Beberapa menit berlalu, hanya detik jam dinding yang menghiasi keheningan Rayna dan Darren. Mereka berpikir keras untuk mencari apa yang salah dari lampu sorot tersebut. Dari segala aspek sudah mereka cek. Namun, tetap belum ketemu. 

"Kita coba cek sekali lagi jalur kabelnya. Gue cek jalur positif, lo cek jalur ground ya." Darren memberi instruksi sambil mengecek kembali bagian kabel berwarna merah. 

Rayna mengangguk mengiyakan. Dengan gesit, tangannya lantas bergerak mengecek jalur kabel berwarna hitam satu persatu. Setelah beberapa menit berlalu, mereka masih juga belum berhasil. 

"Nggak ada, Darren. Semuanya aman. Nggak ada yang putus."

"Gue juga. Jalur merah aman semua."

"Apa yaa yang salah?" gumam Rayna bertanya pada dirinya sendiri sambil mengusap-usap dagunya dengan tangan kanan. 

Merenung, merenung, merenung, Rayna tiba-tiba teringat sesuatu. "Eh, sebentar. Kalau nggak salah tadi waktu di taman, El sempet bilang kalau lampu ini korslet?" ucap Rayna kembali. 

"Oh iya!" Darren terlonjak karena teringat sesuatu. "Tadi lampu ini sempet korslet. Terus gue ganti MCB-nya."

"Terus?"

"Berhasil nyala, tapi nyalanya nggak konsisten. Kadang nyala kadang mati, dan...."

"Dan mati sampai sekarang?" sambung Rayna cepat dan langsung mendapat anggukan dari Darren. 

"Hmm..." Sebuah dehaman terdengar dari Rayna. Tangannya tanpa sadar bergerak mengusap-ngusap dagu sambil terus mencoba menebak-nebak apa yang salah dari lampu di hadapannya. 

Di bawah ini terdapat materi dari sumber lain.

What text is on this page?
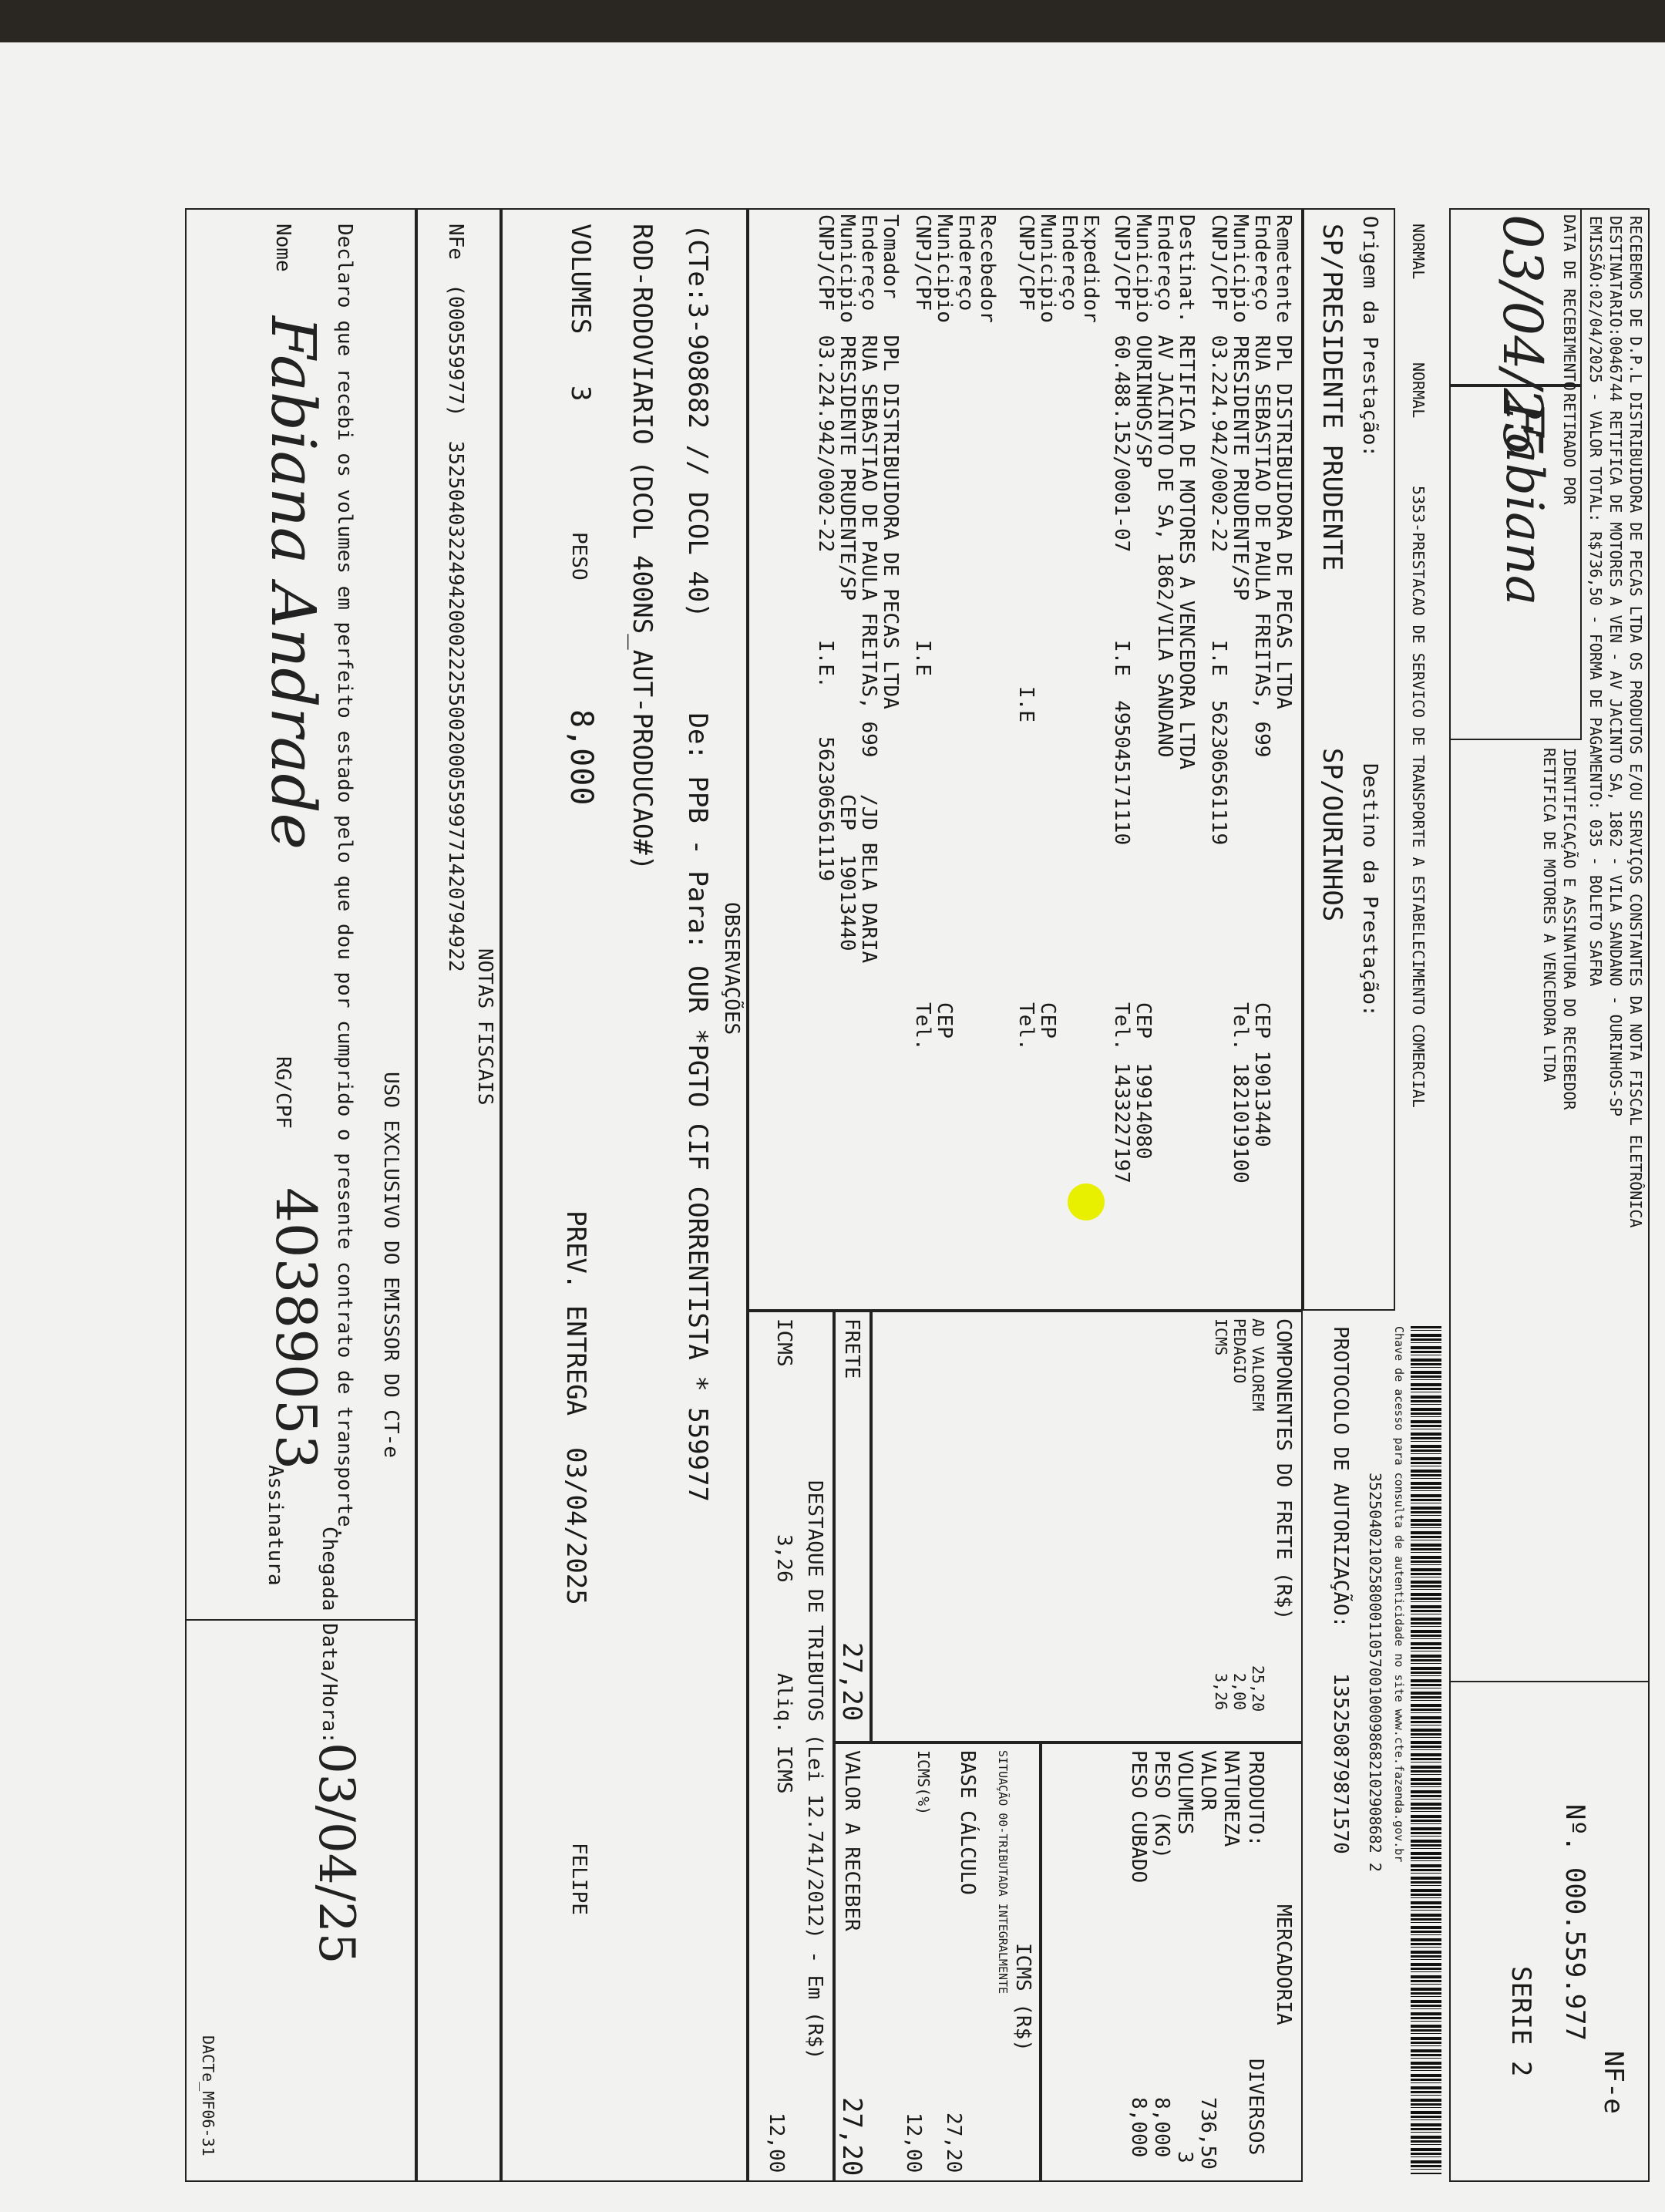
RECEBEMOS DE D.P.L DISTRIBUIDORA DE PECAS LTDA OS PRODUTOS E/OU SERVIÇOS CONSTANTES DA NOTA FISCAL ELETRÔNICA
DESTINATARIO:0046744 RETIFICA DE MOTORES A VEN - AV JACINTO SA, 1862 - VILA SANDANO - OURINHOS-SP
EMISSÃO:02/04/2025 - VALOR TOTAL: R$736,50 - FORMA DE PAGAMENTO: 035 - BOLETO SAFRA
DATA DE RECEBIMENTO
03/04/25 RETIRADO POR
Fabiana
IDENTIFICAÇÃO E ASSINATURA DO RECEBEDOR
RETIFICA DE MOTORES A VENCEDORA LTDA
NF-e
Nº. 000.559.977
SERIE 2
NORMAL
NORMAL
5353-PRESTACAO DE SERVICO DE TRANSPORTE A ESTABELECIMENTO COMERCIAL
Chave de acesso para consulta de autenticidade no site www.cte.fazenda.gov.br
35250402102580001105700100098682102908682 2
PROTOCOLO DE AUTORIZAÇÃO:
135250879871570
Origem da Prestação:
SP/PRESIDENTE PRUDENTE
Destino da Prestação:
SP/OURINHOS
Remetente DPL DISTRIBUIDORA DE PECAS LTDA
Endereço  RUA SEBASTIAO DE PAULA FREITAS, 699
CEP 19013440
Municipio PRESIDENTE PRUDENTE/SP
Tel. 1821019100
CNPJ/CPF  03.224.942/0002-22
I.E  562306561119
Destinat. RETIFICA DE MOTORES A VENCEDORA LTDA
Endereço  AV JACINTO DE SA, 1862/VILA SANDANO
CEP  19914080
Municipio OURINHOS/SP
Tel. 1433227197
CNPJ/CPF  60.488.152/0001-07
I.E  495045171110
Expedidor
Endereço
CEP
Municipio
Tel.
CNPJ/CPF
I.E
Recebedor
Endereço
CEP
Municipio
Tel.
CNPJ/CPF
I.E
Tomador   DPL DISTRIBUIDORA DE PECAS LTDA
Endereço  RUA SEBASTIAO DE PAULA FREITAS, 699
/JD BELA DARIA
Municipio PRESIDENTE PRUDENTE/SP
CEP  19013440
CNPJ/CPF  03.224.942/0002-22
I.E.    562306561119
COMPONENTES DO FRETE (R$)
AD VALOREM
25,20
PEDAGIO
2,00
ICMS
3,26
FRETE
27,20
MERCADORIA
PRODUTO:
DIVERSOS
NATUREZA
VALOR
736,50
VOLUMES
3
PESO (KG)
8,000
PESO CUBADO
8,000
ICMS (R$)
SITUAÇÃO 00-TRIBUTADA INTEGRALMENTE
BASE CÁLCULO
27,20
ICMS(%)
12,00
VALOR A RECEBER
27,20
DESTAQUE DE TRIBUTOS (Lei 12.741/2012) - Em (R$)
ICMS
3,26
Aliq. ICMS
12,00
OBSERVAÇÕES
(CTe:3-908682 // DCOL 40)      De: PPB - Para: OUR *PGTO CIF CORRENTISTA * 559977
ROD-RODOVIARIO (DCOL 400NS_AUT-PRODUCAO#)
VOLUMES
3
PESO
8,000
PREV. ENTREGA  03/04/2025
FELIPE
NOTAS FISCAIS
NFe  (000559977)  35250403224942000222550020005599771420794922
USO EXCLUSIVO DO EMISSOR DO CT-e
Declaro que recebi os volumes em perfeito estado pelo que dou por cumprido o presente contrato de transporte.
Nome
Fabiana Andrade
RG/CPF
40389053
Chegada Data/Hora:
03/04/25
Assinatura
DACTe_MF06-31
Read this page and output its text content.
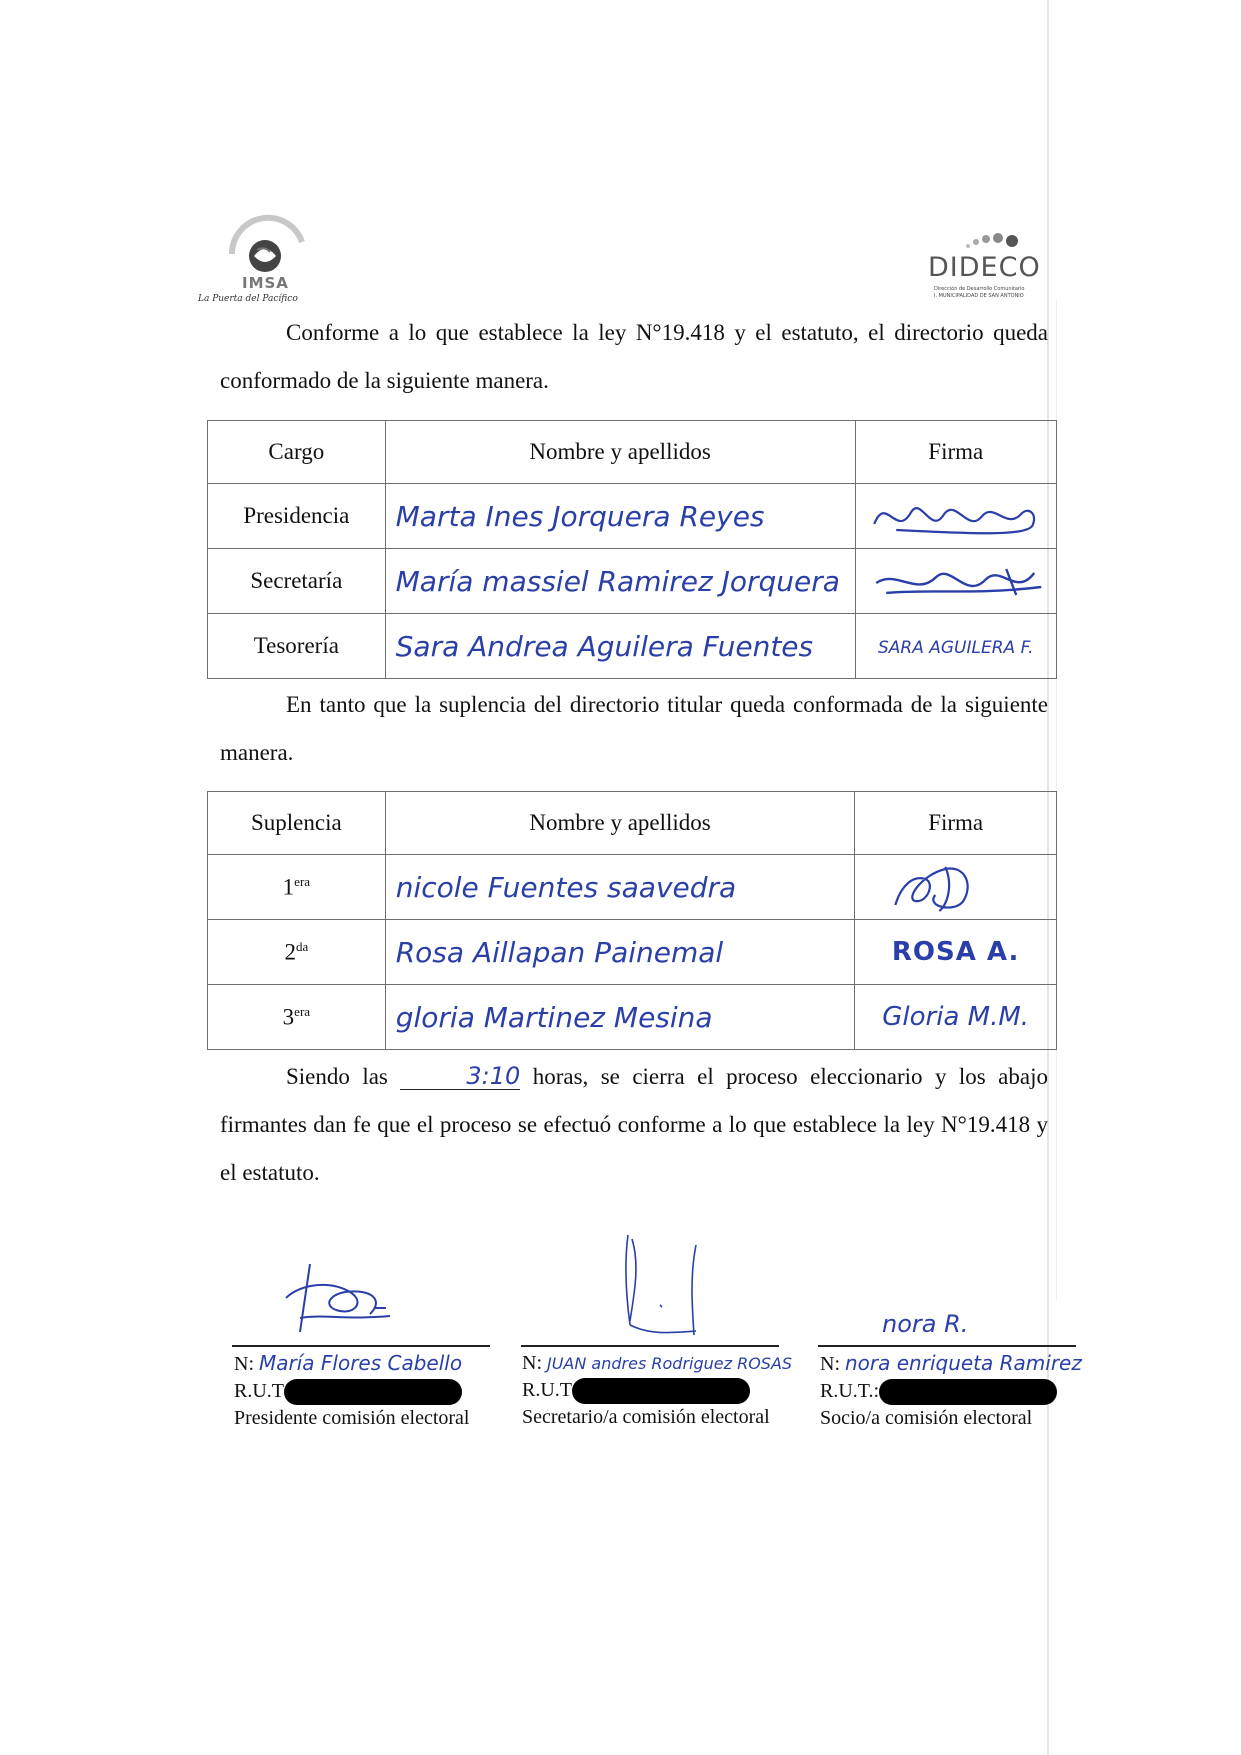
IMSA
La Puerta del Pacífico
DIDECO
Dirección de Desarrollo Comunitario
I. MUNICIPALIDAD DE SAN ANTONIO
Conforme a lo que establece la ley N°19.418 y el estatuto, el directorio queda conformado de la siguiente manera.
Cargo	Nombre y apellidos	Firma
Presidencia	Marta Ines Jorquera Reyes	

Secretaría	María massiel Ramirez Jorquera	

Tesorería	Sara Andrea Aguilera Fuentes	SARA AGUILERA F.
En tanto que la suplencia del directorio titular queda conformada de la siguiente manera.
Suplencia	Nombre y apellidos	Firma
$1^{era}$	nicole Fuentes saavedra	

$2^{da}$	Rosa Aillapan Painemal	ROSA A.
$3^{era}$	gloria Martinez Mesina	Gloria M.M.
Siendo las	3:10 horas, se cierra el proceso eleccionario y los abajo firmantes dan fe que el proceso se efectuó conforme a lo que establece la ley N°19.418 y el estatuto.
nora R.
N: María Flores Cabello
R.U.T
Presidente comisión electoral
N: JUAN andres Rodriguez ROSAS
R.U.T
Secretario/a comisión electoral
N: nora enriqueta Ramirez
R.U.T.:
Socio/a comisión electoral
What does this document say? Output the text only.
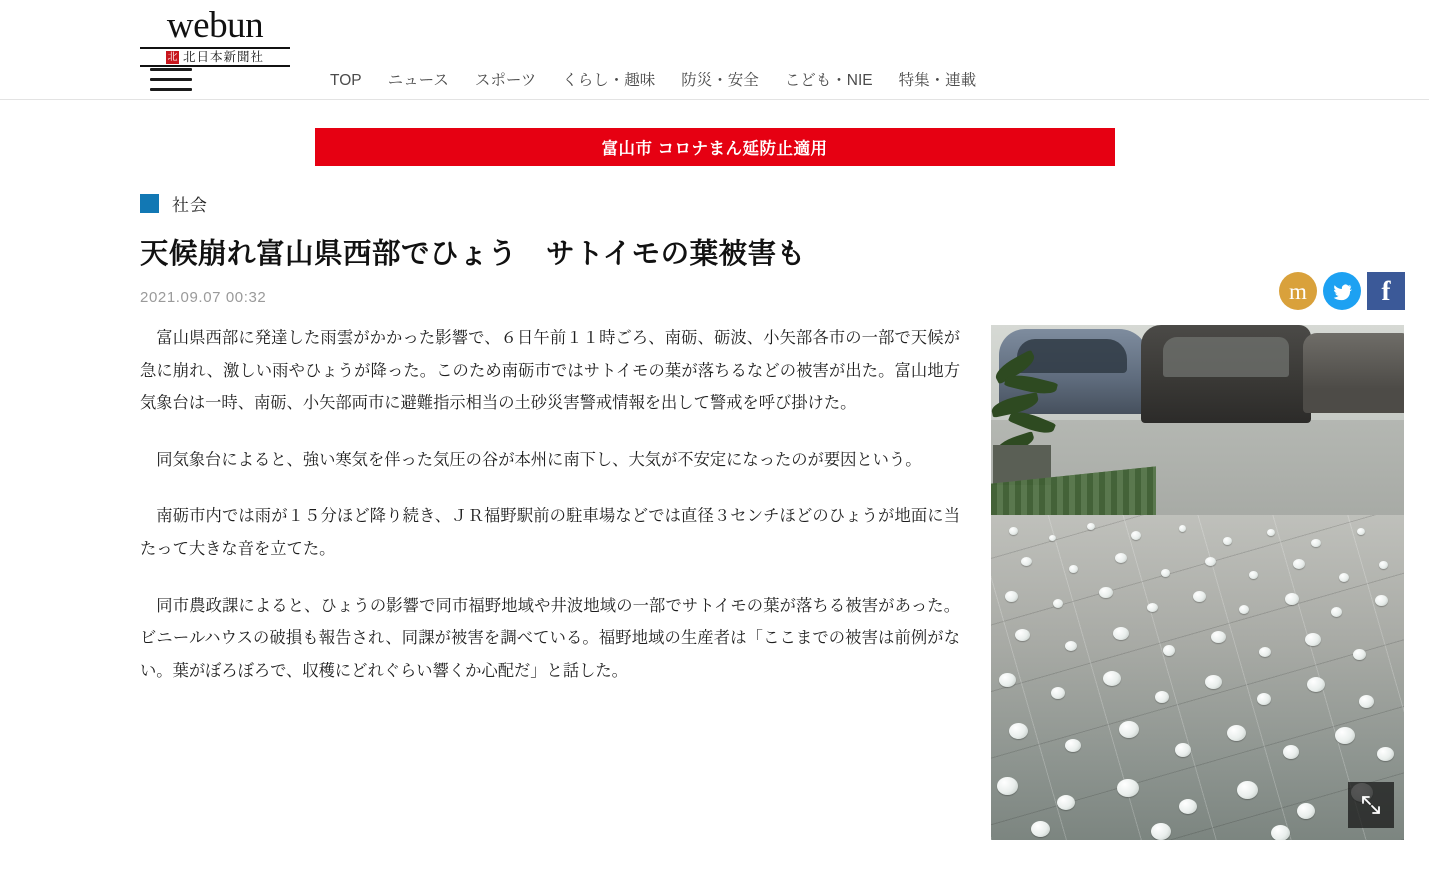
webun
北 北日本新聞社
TOP	ニュース	スポーツ	くらし・趣味	防災・安全	こども・NIE	特集・連載
富山市 コロナまん延防止適用
社会
天候崩れ富山県西部でひょう　サトイモの葉被害も
2021.09.07 00:32

富山県西部に発達した雨雲がかかった影響で、６日午前１１時ごろ、南砺、砺波、小矢部各市の一部で天候が急に崩れ、激しい雨やひょうが降った。このため南砺市ではサトイモの葉が落ちるなどの被害が出た。富山地方気象台は一時、南砺、小矢部両市に避難指示相当の土砂災害警戒情報を出して警戒を呼び掛けた。

同気象台によると、強い寒気を伴った気圧の谷が本州に南下し、大気が不安定になったのが要因という。

南砺市内では雨が１５分ほど降り続き、ＪＲ福野駅前の駐車場などでは直径３センチほどのひょうが地面に当たって大きな音を立てた。

同市農政課によると、ひょうの影響で同市福野地域や井波地域の一部でサトイモの葉が落ちる被害があった。ビニールハウスの破損も報告され、同課が被害を調べている。福野地域の生産者は「ここまでの被害は前例がない。葉がぼろぼろで、収穫にどれぐらい響くか心配だ」と話した。

m	f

Darren juga ikut berpikir dengan gestur yang sama dengan Rayna. Setelah terdiam beberapa saat, ia kemudian bersuara. "Tapi gue yakin MCB barunya nggak bermasalah sih karena tadi kan sempet nyala juga."

Oke, Rayna kini resmi dilanda rasa cenat-cenut. Bukan karena jatuh cinta, melainkan karena jatuh bangun memikirkan masalah si lampu sorot. Kepala yang tadinya terasa panas saja, kini sudah menjadi panas kuadrat. Ia menghela napas pasrah. Tangan kanannya yang semula mengusap-usap dagu, kini berubah menjadi mengetuk-ngetuk dahi. Sedangkan tangan kirinya refleks mengetuk-ngetuk cover lampu sorot milik Zoya. Setelah lama mengetuk-ngetuk, tiba-tiba Rayna terpikirkan sesuatu. 

Tadi lampunya sempet mati-nyala, kan?

Secara spontan, Rayna menepuk bagian modul lampu beberapa kali.

Tukk... 

Tukk... 

Tukk... 

"EH, KEDIP!" sorak Rayna girang, diikuti ekspresi Darren yang juga terlihat memiliki harapan baru di balik rasa frustrasinya. 

"Apanya yang kedip? Lampunya?" Tiba-tiba suara El terdengar. Sambil membawa sebuah nampan berisi tiga cangkir cokelat panas, ia mendekati meja sofa di dekat Rayna dan Darren. 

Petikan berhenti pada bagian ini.